Along with her daughter Mimi, she is survived by Mr. Ruether; another daughter, Rebecca; her son, David; and two grandchildren.

She remained in Pomona for graduate school, receiving a master’s degree in classics and Roman history from the Claremont Graduate School in 1960 and a doctorate in classics and patristics from the Claremont School of Theology in 1965.

By then she had given birth to her three children, and she had also lost her job at Immaculate Heart College; it was the last time she would teach at a Catholic institution. After a summer as a civil rights worker in Mississippi, she accepted a position teaching at Howard University, a historically Black institution.

While in Mississippi, she had first encountered the early stages of the Black Power movement. She engaged with it more fully at Howard.

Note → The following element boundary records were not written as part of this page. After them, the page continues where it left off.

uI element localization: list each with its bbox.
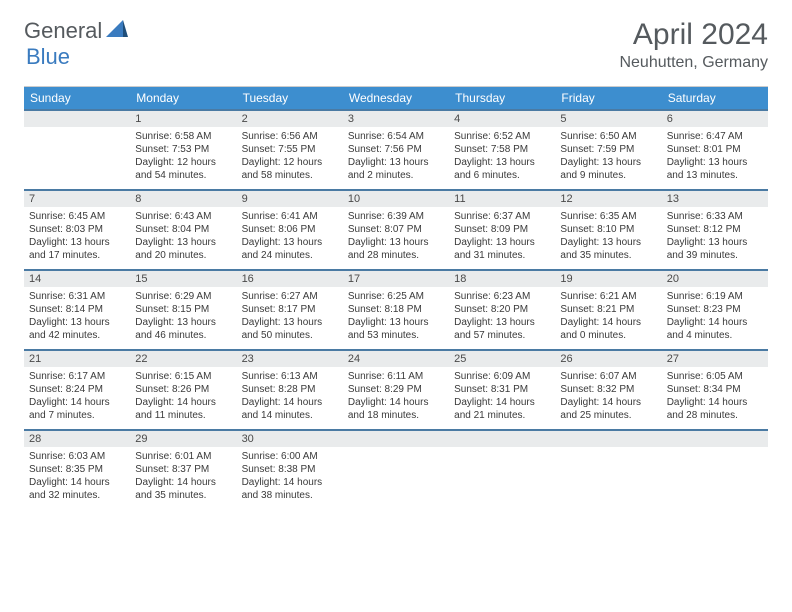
- daynum: 14: [24, 269, 130, 287]
- daynum: 28: [24, 429, 130, 447]
- day-info-empty: [662, 447, 768, 509]
- day-info: Sunrise: 6:05 AMSunset: 8:34 PMDaylight:…: [662, 367, 768, 429]
- logo-text-blue: Blue: [26, 44, 70, 70]
- location: Neuhutten, Germany: [619, 54, 768, 72]
- dayhead-saturday: Saturday: [662, 87, 768, 109]
- day-info: Sunrise: 6:07 AMSunset: 8:32 PMDaylight:…: [555, 367, 661, 429]
- dayhead-friday: Friday: [555, 87, 661, 109]
- daynum: 20: [662, 269, 768, 287]
- day-info: Sunrise: 6:27 AMSunset: 8:17 PMDaylight:…: [237, 287, 343, 349]
- day-info: Sunrise: 6:21 AMSunset: 8:21 PMDaylight:…: [555, 287, 661, 349]
- day-info: Sunrise: 6:56 AMSunset: 7:55 PMDaylight:…: [237, 127, 343, 189]
- daynum-empty: [24, 109, 130, 127]
- daynum: 7: [24, 189, 130, 207]
- day-info: Sunrise: 6:43 AMSunset: 8:04 PMDaylight:…: [130, 207, 236, 269]
- daynum-empty: [555, 429, 661, 447]
- daynum: 4: [449, 109, 555, 127]
- daynum: 13: [662, 189, 768, 207]
- daynum-empty: [449, 429, 555, 447]
- day-info-empty: [449, 447, 555, 509]
- day-info: Sunrise: 6:50 AMSunset: 7:59 PMDaylight:…: [555, 127, 661, 189]
- day-info: Sunrise: 6:33 AMSunset: 8:12 PMDaylight:…: [662, 207, 768, 269]
- day-info: Sunrise: 6:47 AMSunset: 8:01 PMDaylight:…: [662, 127, 768, 189]
- day-info: Sunrise: 6:45 AMSunset: 8:03 PMDaylight:…: [24, 207, 130, 269]
- daynum: 25: [449, 349, 555, 367]
- title-block: April 2024 Neuhutten, Germany: [619, 18, 768, 72]
- daynum: 5: [555, 109, 661, 127]
- day-info: Sunrise: 6:01 AMSunset: 8:37 PMDaylight:…: [130, 447, 236, 509]
- dayhead-sunday: Sunday: [24, 87, 130, 109]
- day-info: Sunrise: 6:23 AMSunset: 8:20 PMDaylight:…: [449, 287, 555, 349]
- day-info: Sunrise: 6:00 AMSunset: 8:38 PMDaylight:…: [237, 447, 343, 509]
- day-info: Sunrise: 6:29 AMSunset: 8:15 PMDaylight:…: [130, 287, 236, 349]
- dayhead-monday: Monday: [130, 87, 236, 109]
- daynum: 23: [237, 349, 343, 367]
- daynum: 3: [343, 109, 449, 127]
- day-info: Sunrise: 6:58 AMSunset: 7:53 PMDaylight:…: [130, 127, 236, 189]
- day-info-empty: [343, 447, 449, 509]
- daynum: 11: [449, 189, 555, 207]
- day-info: Sunrise: 6:03 AMSunset: 8:35 PMDaylight:…: [24, 447, 130, 509]
- daynum: 8: [130, 189, 236, 207]
- daynum: 1: [130, 109, 236, 127]
- calendar-grid: Sunday Monday Tuesday Wednesday Thursday…: [24, 86, 768, 509]
- daynum: 2: [237, 109, 343, 127]
- day-info-empty: [24, 127, 130, 189]
- daynum: 22: [130, 349, 236, 367]
- day-info: Sunrise: 6:13 AMSunset: 8:28 PMDaylight:…: [237, 367, 343, 429]
- day-info: Sunrise: 6:09 AMSunset: 8:31 PMDaylight:…: [449, 367, 555, 429]
- day-info: Sunrise: 6:25 AMSunset: 8:18 PMDaylight:…: [343, 287, 449, 349]
- day-info: Sunrise: 6:17 AMSunset: 8:24 PMDaylight:…: [24, 367, 130, 429]
- daynum: 17: [343, 269, 449, 287]
- dayhead-tuesday: Tuesday: [237, 87, 343, 109]
- daynum: 15: [130, 269, 236, 287]
- logo-text-general: General: [24, 18, 102, 44]
- day-info: Sunrise: 6:31 AMSunset: 8:14 PMDaylight:…: [24, 287, 130, 349]
- day-info: Sunrise: 6:37 AMSunset: 8:09 PMDaylight:…: [449, 207, 555, 269]
- daynum: 24: [343, 349, 449, 367]
- day-info: Sunrise: 6:11 AMSunset: 8:29 PMDaylight:…: [343, 367, 449, 429]
- day-info-empty: [555, 447, 661, 509]
- daynum: 12: [555, 189, 661, 207]
- daynum-empty: [662, 429, 768, 447]
- daynum: 21: [24, 349, 130, 367]
- daynum: 16: [237, 269, 343, 287]
- daynum: 26: [555, 349, 661, 367]
- day-info: Sunrise: 6:19 AMSunset: 8:23 PMDaylight:…: [662, 287, 768, 349]
- day-info: Sunrise: 6:35 AMSunset: 8:10 PMDaylight:…: [555, 207, 661, 269]
- day-info: Sunrise: 6:15 AMSunset: 8:26 PMDaylight:…: [130, 367, 236, 429]
- logo-triangle-icon: [106, 20, 128, 43]
- daynum: 30: [237, 429, 343, 447]
- day-info: Sunrise: 6:41 AMSunset: 8:06 PMDaylight:…: [237, 207, 343, 269]
- daynum: 10: [343, 189, 449, 207]
- dayhead-wednesday: Wednesday: [343, 87, 449, 109]
- daynum: 19: [555, 269, 661, 287]
- header: General April 2024 Neuhutten, Germany: [0, 0, 792, 80]
- daynum-empty: [343, 429, 449, 447]
- daynum: 29: [130, 429, 236, 447]
- day-info: Sunrise: 6:39 AMSunset: 8:07 PMDaylight:…: [343, 207, 449, 269]
- daynum: 6: [662, 109, 768, 127]
- dayhead-thursday: Thursday: [449, 87, 555, 109]
- day-info: Sunrise: 6:54 AMSunset: 7:56 PMDaylight:…: [343, 127, 449, 189]
- month-title: April 2024: [619, 18, 768, 52]
- daynum: 9: [237, 189, 343, 207]
- logo: General: [24, 18, 130, 44]
- daynum: 27: [662, 349, 768, 367]
- day-info: Sunrise: 6:52 AMSunset: 7:58 PMDaylight:…: [449, 127, 555, 189]
- daynum: 18: [449, 269, 555, 287]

“What you experienced in Mississippi was looking at the United States from the Southern Black side,” she told Conscience magazine. “You see the white dominance and the racism. That has always been very important to me in terms of social justice: that you put yourself on the other side and you see things from the context of the oppressed.”

Off campus, she participated in antiwar and civil rights protests, and more than once she ended up in jail. But her scholarship was of a sufficient caliber that she was invited to be a visiting professor at Harvard Divinity School in 1972, with the understanding that she was trying out for a possible faculty job.